“You will go, Marian?” he said inquiringly, turning to her as he spoke. “You will want to exercise your own taste and judgment in the selection of articles of dress; at least so I presume, as such is the case with my eldest daughter,” he concluded with a smiling glance at Lulu. “And she, I dare say, wants to be of the party.”

“If you are going, papa,” Lulu replied; “otherwise I’d rather stay at home, if I may.”

“You may do exactly as you please, go or stay; so may Gracie.”

“But you don’t say whether you are going of not, papa.”

“I shall stay at home, as there are some matters for me to attend to, perhaps nearly as important as those which will keep my wife at home,” he said in a playful tone, turning toward her again as he spoke.

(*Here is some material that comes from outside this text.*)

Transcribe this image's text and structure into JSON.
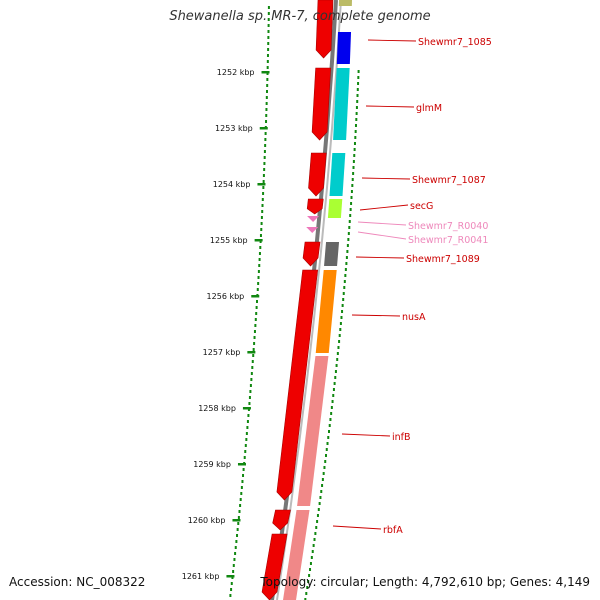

“I am not sorry to hear it, my dear,” Violet responded.

“And I don’t want to go,” said Grace. “I never do like to go to the city without my father to take care of me,” with an affectionate look up into his face. “Besides, I’ve promised to help Elsie arrange her doll-house and make some new clothes for her dollies.”

“Ah? and of course promises must be kept; but as you do not want to go without papa you will not feel it a hardship, I hope, to keep yours to your little sisters.”

“But I wouldn’t want Gracie to stay at home if she wanted to go,” said little Elsie; “no indeed I wouldn’t, papa.”